POST #904
Was POST #901
I was very interested to receive this copy of Gorilla Food, by Aaron Ash, of the Vancouver restaurant by the same name. Oh, this book is nice! Enticing new flavor ideas, fresh innovative recipes, pretty pictures – oh my! Get this book here
This is a recipe book – you asked for raw recipes and here they are. After a two page introduction, which tells the curious how the Gorilla Foods restaurant in Vancouver, BC, Canada came into being, and shows a picture pictures of a 1960s-throwback-looking space, it launches into a clarification of terms and descriptions of the appliances and tools needed to work the magic, as well as a shopping list, i.e., all of the ingredients which will be eventually called for in the recipes.

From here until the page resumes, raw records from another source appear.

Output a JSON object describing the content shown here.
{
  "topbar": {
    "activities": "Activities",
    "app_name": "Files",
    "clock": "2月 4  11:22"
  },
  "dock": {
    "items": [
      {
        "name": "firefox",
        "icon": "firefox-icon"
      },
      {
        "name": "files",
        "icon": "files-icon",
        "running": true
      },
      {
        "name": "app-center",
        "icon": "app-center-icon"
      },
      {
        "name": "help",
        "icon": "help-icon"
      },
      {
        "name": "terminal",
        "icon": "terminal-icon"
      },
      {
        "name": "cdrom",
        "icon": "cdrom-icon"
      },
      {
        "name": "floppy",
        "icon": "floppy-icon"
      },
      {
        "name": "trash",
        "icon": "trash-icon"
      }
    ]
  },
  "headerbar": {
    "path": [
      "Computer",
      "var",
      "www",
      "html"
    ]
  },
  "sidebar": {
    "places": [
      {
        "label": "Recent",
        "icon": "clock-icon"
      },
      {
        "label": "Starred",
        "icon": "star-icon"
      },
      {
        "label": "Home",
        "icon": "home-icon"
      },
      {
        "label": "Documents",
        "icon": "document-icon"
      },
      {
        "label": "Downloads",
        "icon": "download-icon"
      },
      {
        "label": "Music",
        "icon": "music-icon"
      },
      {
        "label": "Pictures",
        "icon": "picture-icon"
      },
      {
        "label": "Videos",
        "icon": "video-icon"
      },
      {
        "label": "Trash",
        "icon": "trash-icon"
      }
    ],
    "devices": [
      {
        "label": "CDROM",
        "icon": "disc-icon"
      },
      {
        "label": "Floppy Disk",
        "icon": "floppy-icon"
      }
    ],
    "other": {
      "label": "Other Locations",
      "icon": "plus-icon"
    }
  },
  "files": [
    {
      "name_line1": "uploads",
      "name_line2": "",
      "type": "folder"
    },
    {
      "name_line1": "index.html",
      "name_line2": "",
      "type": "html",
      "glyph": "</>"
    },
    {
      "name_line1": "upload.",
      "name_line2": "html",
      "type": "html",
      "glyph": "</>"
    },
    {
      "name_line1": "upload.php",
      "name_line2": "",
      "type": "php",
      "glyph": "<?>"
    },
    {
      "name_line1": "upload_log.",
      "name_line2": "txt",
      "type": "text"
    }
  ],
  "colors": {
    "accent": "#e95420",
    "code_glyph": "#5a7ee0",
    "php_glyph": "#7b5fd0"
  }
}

After that come the recipes. Now, if you like more or less “instant food” (not much more than a food processor involved), and don’t like to plan a day or two in advance, many of these recipes will not work for you as they are written (many require dehydration, or include dehydrated recipes detailed on other pages), but, often, the “raw” parts, i.e., the parts before you dehydrate, are good enough on their own – for example, although the Morning Curry Crepes call for the dehydrated Ginger Tomato Crepe, recipe would be just as good sitting in a bowl for you to spoon up. So it goes… I see this book as requiring a bit of creativity if you are to get the most from it – just about every page has something exciting, mouthwatering, or really curious.
That said, there are some truly innovative (as in: I haven’t seen this before) recipes for vegetable mixes, sauces, cheezes, condiments, crackers/breads/wraps/chips, and desserts. If you take the often unique vegetable mix ideas, and start adding different sauces, you get altogether different and exciting experiences. If you are willing to do the dehydrated breads/crackers/chips/wraps (which you can do in advance and freeze – you knew that, right?), you expand your options exponentially
When you get to the desserts in Gorilla Food, you will start to drool. Many of the desserts just involve combining the ingredients, and voila! Of course, the really fancy-looking ones in the pictures the use of a dehydrator, but, often, the ingredients will taste good without the dehydrator, and just will be more like goo, or something you have to eat with a spoon.
There! I’ve just taken apart Gorilla Food and digested it into a recipe book for people who only have a knife, or, at best, a food processor. You can make almost all of these things (save the breads, the chips, the crackers) in a beginner raw food kitchen.
If you are a beginner, if you are an old hand, Gorilla Food will be worth your while. So, do check out Gorilla Food. It is so very fanciful, and just this side of very basic raw food (which you don’t see much in recipe books anymore), with a kick!